Recruiters now pay no extra charges for Saudi work visa
Bangladeshi labour recruiting agencies no longer pay the extra $220-$250 "unofficially" through middlemen against each application for work visa at the Saudi Embassy in Dhaka.
Recruiters said they are no longer forced to pay extra after The Business Standard ran a report on 25 July with the headline "Saudi-bound workers forced to pay $220 extra per visa".
The report mentioned that migration costs had gone up by at least Tk20,000 in recent months as recruiting agencies were charging extra on the pretext of other expenditure on getting work visas issued by the embassy in Dhaka.
The recruiting agents alleged that if they did not pay the extra through middlemen, the embassy did not issue visas.
"However, the situation has changed in the last few weeks.
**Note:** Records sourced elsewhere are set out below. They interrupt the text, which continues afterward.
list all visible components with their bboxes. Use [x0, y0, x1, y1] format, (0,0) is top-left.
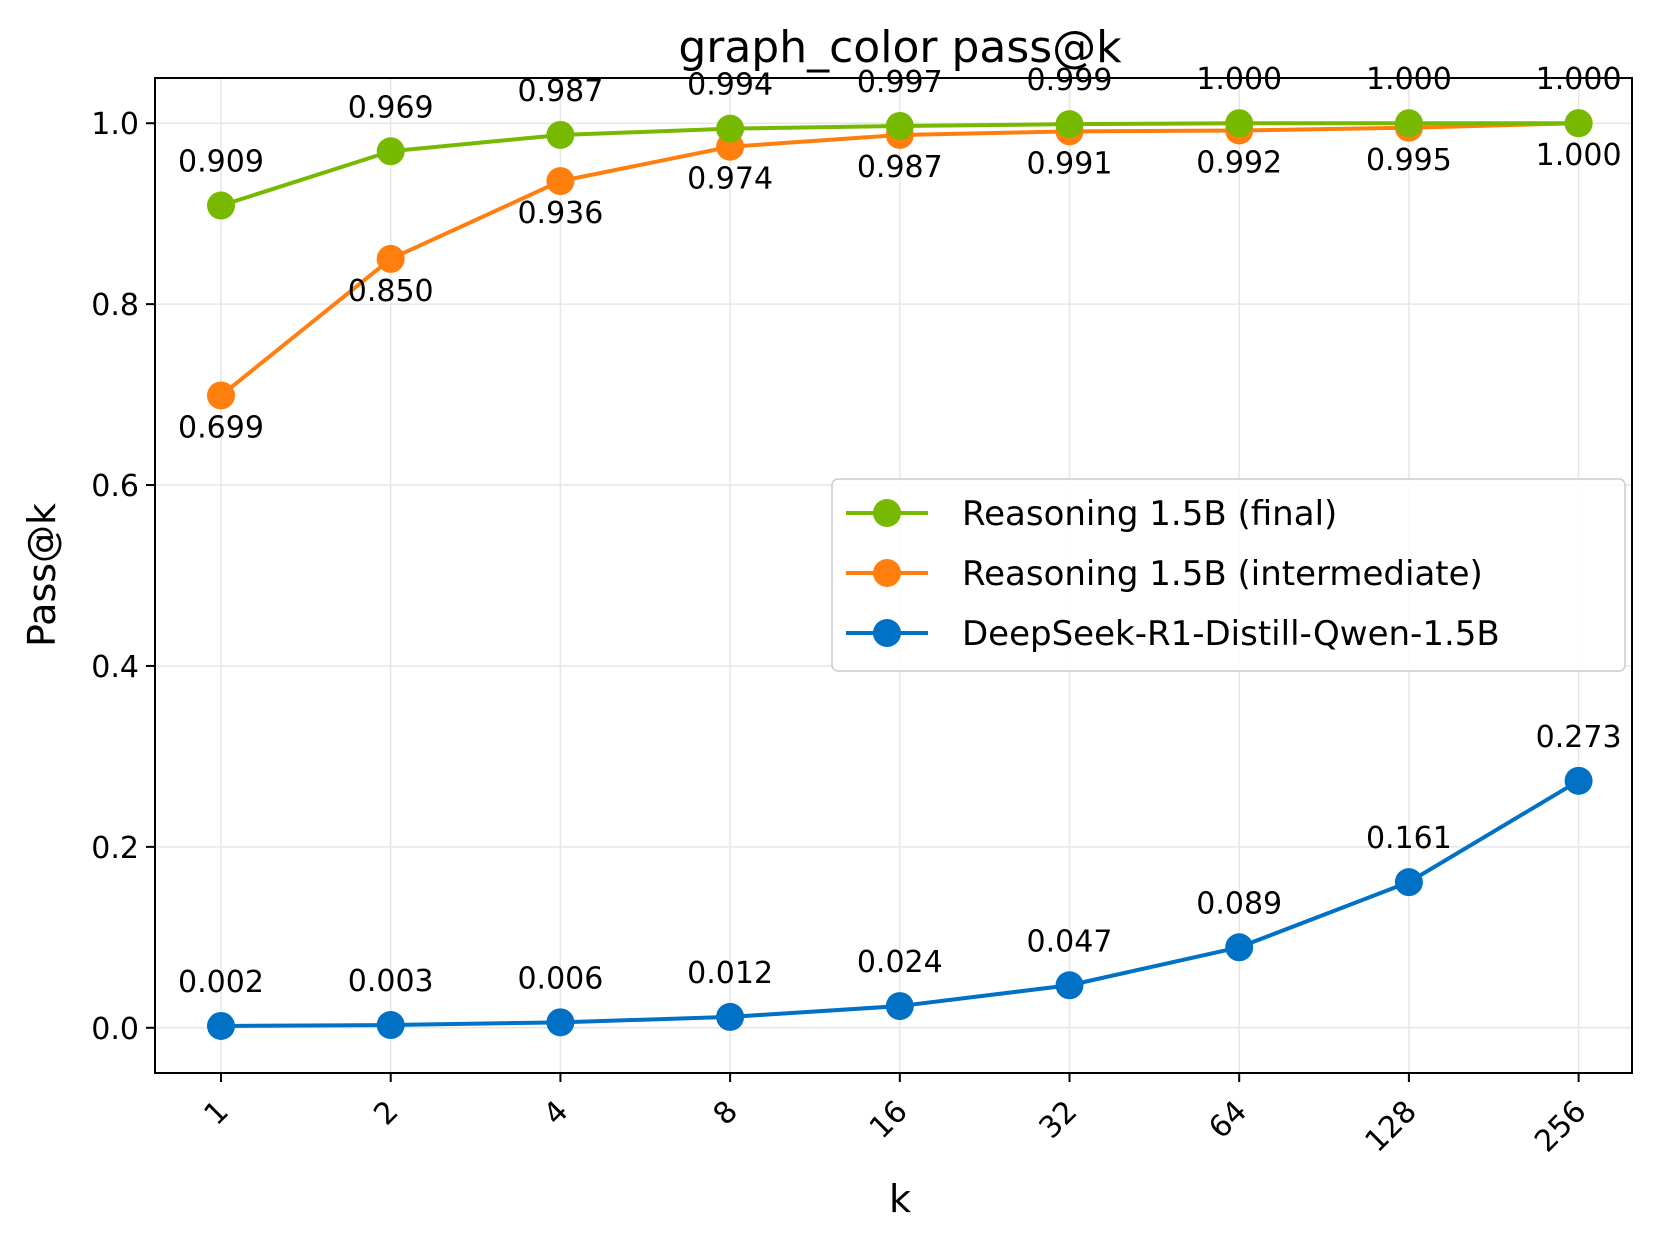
y-tick-label: 1.0 — [91, 107, 139, 142]
chart-title: graph_color pass@k — [678, 22, 1122, 73]
data-label: 1.000 — [1196, 62, 1282, 97]
data-point — [1394, 109, 1423, 138]
data-point — [376, 244, 405, 273]
legend-marker — [873, 619, 901, 647]
data-label: 0.991 — [1027, 146, 1113, 181]
y-tick-label: 0.8 — [91, 288, 139, 323]
y-axis-label: Pass@k — [20, 503, 64, 647]
data-label: 0.974 — [687, 162, 773, 197]
legend: Reasoning 1.5B (final) Reasoning 1.5B (in… — [831, 478, 1626, 672]
data-label: 0.006 — [517, 961, 603, 996]
data-point — [1055, 110, 1084, 139]
series-2 — [207, 766, 1593, 1040]
data-point — [1564, 766, 1593, 795]
data-label: 0.936 — [517, 196, 603, 231]
data-point — [1055, 971, 1084, 1000]
data-point — [376, 137, 405, 166]
y-tick-label: 0.0 — [91, 1012, 139, 1047]
plot-frame — [154, 77, 1633, 1074]
data-label: 0.024 — [857, 945, 943, 980]
data-point — [885, 111, 914, 140]
legend-marker — [873, 559, 901, 587]
data-label: 0.999 — [1027, 63, 1113, 98]
legend-label: Reasoning 1.5B (final) — [962, 494, 1337, 534]
data-point — [207, 381, 235, 410]
legend-item: Reasoning 1.5B (final) — [846, 494, 1337, 534]
data-point — [546, 120, 575, 149]
data-point — [716, 1002, 745, 1031]
data-point — [885, 992, 914, 1021]
x-axis-label: k — [889, 1177, 911, 1221]
data-label: 0.997 — [857, 65, 943, 100]
data-label: 0.969 — [348, 90, 434, 125]
data-label: 0.987 — [857, 150, 943, 185]
data-label: 0.273 — [1536, 720, 1622, 755]
data-point — [716, 114, 745, 143]
data-point — [207, 191, 235, 220]
data-point — [376, 1011, 405, 1040]
data-label: 0.012 — [687, 956, 773, 991]
legend-box — [831, 478, 1626, 672]
legend-item: DeepSeek-R1-Distill-Qwen-1.5B — [846, 614, 1500, 654]
data-point — [1225, 109, 1254, 138]
data-label-layer: 0.909 0.969 0.987 0.994 0.997 0.999 1.000 1.000… — [178, 62, 1621, 1000]
data-label: 1.000 — [1536, 62, 1622, 97]
data-label: 0.003 — [348, 964, 434, 999]
data-label: 0.047 — [1027, 924, 1113, 959]
data-label: 0.987 — [517, 74, 603, 109]
data-label: 1.000 — [1536, 138, 1622, 173]
data-point — [1225, 933, 1254, 962]
y-tick-label: 0.4 — [91, 650, 139, 685]
data-point — [207, 1011, 235, 1040]
data-label: 0.995 — [1366, 143, 1452, 178]
y-tick-label: 0.2 — [91, 831, 139, 866]
y-tick-label: 0.6 — [91, 469, 139, 504]
data-label: 0.002 — [178, 965, 264, 1000]
data-label: 0.992 — [1196, 145, 1282, 180]
data-label: 1.000 — [1366, 62, 1452, 97]
data-label: 0.699 — [178, 410, 264, 445]
data-label: 0.161 — [1366, 821, 1452, 856]
data-point — [1394, 868, 1423, 897]
series-0 — [207, 109, 1593, 220]
data-label: 0.850 — [348, 274, 434, 309]
data-point — [546, 167, 575, 196]
data-label: 0.089 — [1196, 886, 1282, 921]
data-point — [1564, 109, 1593, 138]
legend-marker — [873, 499, 901, 527]
data-point — [546, 1008, 575, 1037]
legend-item: Reasoning 1.5B (intermediate) — [846, 554, 1483, 594]
series-layer — [207, 109, 1593, 1040]
data-label: 0.909 — [178, 145, 264, 180]
legend-label: Reasoning 1.5B (intermediate) — [962, 554, 1483, 594]
data-label: 0.994 — [687, 68, 773, 103]
legend-label: DeepSeek-R1-Distill-Qwen-1.5B — [962, 614, 1500, 654]
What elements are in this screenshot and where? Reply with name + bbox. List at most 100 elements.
Now workers have been getting the benefit without paying extra cost," an agency owner and former leader of the Bangladesh Association of International Recruiting Agencies (Baira) told TBS.
Another recruiter said a syndicate played a role in realising this extra amount which had stopped for the moment.
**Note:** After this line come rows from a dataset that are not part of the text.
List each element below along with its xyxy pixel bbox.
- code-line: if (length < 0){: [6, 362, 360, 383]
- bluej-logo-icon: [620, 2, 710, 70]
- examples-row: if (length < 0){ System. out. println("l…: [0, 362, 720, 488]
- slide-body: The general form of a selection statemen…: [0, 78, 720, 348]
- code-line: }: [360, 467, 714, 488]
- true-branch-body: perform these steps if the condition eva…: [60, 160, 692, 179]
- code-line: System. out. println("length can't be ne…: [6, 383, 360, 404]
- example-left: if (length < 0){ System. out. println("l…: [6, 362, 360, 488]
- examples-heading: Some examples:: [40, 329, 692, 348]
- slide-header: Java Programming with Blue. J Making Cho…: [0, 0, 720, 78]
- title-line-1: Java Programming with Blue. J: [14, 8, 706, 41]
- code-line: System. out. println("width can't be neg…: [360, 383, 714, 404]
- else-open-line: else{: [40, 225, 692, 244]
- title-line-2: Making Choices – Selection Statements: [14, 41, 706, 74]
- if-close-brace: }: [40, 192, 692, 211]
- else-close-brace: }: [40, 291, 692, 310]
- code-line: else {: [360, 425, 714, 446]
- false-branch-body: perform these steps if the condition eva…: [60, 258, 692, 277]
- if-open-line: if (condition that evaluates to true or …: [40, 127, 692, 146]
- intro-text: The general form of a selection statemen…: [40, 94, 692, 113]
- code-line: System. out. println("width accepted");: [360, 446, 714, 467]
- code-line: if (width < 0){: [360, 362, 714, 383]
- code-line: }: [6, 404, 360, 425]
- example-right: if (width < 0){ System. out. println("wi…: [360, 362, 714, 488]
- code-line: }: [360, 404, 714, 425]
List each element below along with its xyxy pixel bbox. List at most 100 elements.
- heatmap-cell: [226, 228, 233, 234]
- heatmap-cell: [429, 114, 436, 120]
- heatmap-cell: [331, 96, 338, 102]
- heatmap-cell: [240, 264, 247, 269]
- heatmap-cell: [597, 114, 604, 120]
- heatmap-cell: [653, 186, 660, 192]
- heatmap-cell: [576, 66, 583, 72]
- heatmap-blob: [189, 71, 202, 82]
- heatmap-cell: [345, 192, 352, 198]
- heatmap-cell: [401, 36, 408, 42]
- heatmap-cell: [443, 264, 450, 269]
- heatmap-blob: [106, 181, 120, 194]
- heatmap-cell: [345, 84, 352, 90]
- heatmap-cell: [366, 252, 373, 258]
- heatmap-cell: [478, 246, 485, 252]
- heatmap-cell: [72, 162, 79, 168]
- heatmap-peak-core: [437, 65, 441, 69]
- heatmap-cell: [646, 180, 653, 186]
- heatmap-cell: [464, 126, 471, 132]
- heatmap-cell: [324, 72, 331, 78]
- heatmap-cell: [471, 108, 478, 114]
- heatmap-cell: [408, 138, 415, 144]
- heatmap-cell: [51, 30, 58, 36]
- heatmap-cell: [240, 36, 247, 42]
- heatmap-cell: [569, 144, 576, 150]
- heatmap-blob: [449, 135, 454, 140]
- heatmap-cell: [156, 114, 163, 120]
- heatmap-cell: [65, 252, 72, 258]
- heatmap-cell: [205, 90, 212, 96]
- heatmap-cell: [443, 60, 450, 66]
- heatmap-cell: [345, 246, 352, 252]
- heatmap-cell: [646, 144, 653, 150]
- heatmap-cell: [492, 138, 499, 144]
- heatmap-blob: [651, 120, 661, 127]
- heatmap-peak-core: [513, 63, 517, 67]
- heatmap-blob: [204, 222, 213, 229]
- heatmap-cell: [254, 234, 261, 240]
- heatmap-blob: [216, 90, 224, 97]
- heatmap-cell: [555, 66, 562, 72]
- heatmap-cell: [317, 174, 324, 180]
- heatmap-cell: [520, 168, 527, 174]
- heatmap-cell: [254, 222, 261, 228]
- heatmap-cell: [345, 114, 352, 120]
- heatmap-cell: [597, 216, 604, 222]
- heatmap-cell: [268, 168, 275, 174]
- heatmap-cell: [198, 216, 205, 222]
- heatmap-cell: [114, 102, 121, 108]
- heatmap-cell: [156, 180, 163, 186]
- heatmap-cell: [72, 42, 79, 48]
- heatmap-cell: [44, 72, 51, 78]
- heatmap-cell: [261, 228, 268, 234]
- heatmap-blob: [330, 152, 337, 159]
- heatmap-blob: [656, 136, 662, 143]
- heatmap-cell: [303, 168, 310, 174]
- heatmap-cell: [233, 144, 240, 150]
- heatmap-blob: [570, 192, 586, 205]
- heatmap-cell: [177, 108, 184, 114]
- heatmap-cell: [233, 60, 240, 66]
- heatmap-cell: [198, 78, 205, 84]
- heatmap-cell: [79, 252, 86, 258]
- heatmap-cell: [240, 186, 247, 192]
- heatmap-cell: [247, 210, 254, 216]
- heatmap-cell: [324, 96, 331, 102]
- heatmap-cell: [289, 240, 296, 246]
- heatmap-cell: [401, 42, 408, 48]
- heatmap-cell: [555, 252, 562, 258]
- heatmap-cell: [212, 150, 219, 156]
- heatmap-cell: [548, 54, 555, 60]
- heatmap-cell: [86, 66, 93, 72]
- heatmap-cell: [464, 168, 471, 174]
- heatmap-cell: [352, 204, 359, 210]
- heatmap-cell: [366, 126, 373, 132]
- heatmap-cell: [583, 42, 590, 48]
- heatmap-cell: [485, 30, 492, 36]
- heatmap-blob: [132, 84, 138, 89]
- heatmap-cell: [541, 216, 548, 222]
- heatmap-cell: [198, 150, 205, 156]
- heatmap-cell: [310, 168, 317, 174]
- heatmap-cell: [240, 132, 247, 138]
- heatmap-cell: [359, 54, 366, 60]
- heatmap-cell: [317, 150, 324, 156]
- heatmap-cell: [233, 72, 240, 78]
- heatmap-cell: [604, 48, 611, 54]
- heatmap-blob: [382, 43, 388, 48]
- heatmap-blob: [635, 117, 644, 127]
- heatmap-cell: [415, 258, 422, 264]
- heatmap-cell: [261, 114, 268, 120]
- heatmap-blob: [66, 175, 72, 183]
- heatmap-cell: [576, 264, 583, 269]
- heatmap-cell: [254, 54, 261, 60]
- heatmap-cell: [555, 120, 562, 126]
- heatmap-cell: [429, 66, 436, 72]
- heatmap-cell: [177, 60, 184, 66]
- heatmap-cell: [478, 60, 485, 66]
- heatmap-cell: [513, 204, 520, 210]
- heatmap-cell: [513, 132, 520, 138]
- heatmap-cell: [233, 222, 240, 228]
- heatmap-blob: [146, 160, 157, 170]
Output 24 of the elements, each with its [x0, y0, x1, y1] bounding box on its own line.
The recruiting agencies have claimed that the secret payment has been going on for about a year.
To get a work visa issued, recruiting agencies have to pay the brokers in US dollars directly, they said, adding that this additional expenditure ultimately is passed on to the workers, pushing their migration cost which is already much higher than the official rate amid widespread illegal transactions to pay for work visas.
The government-fixed immigration cost to go to Saudi Arabia is Tk1.65 lakh, but a Saudi-bound worker has to spend Tk3.5-4 lakh for the purpose.
Earlier, the Saudi Embassy told TBS that there were no fees or charges associated with applying for a visa at the embassy.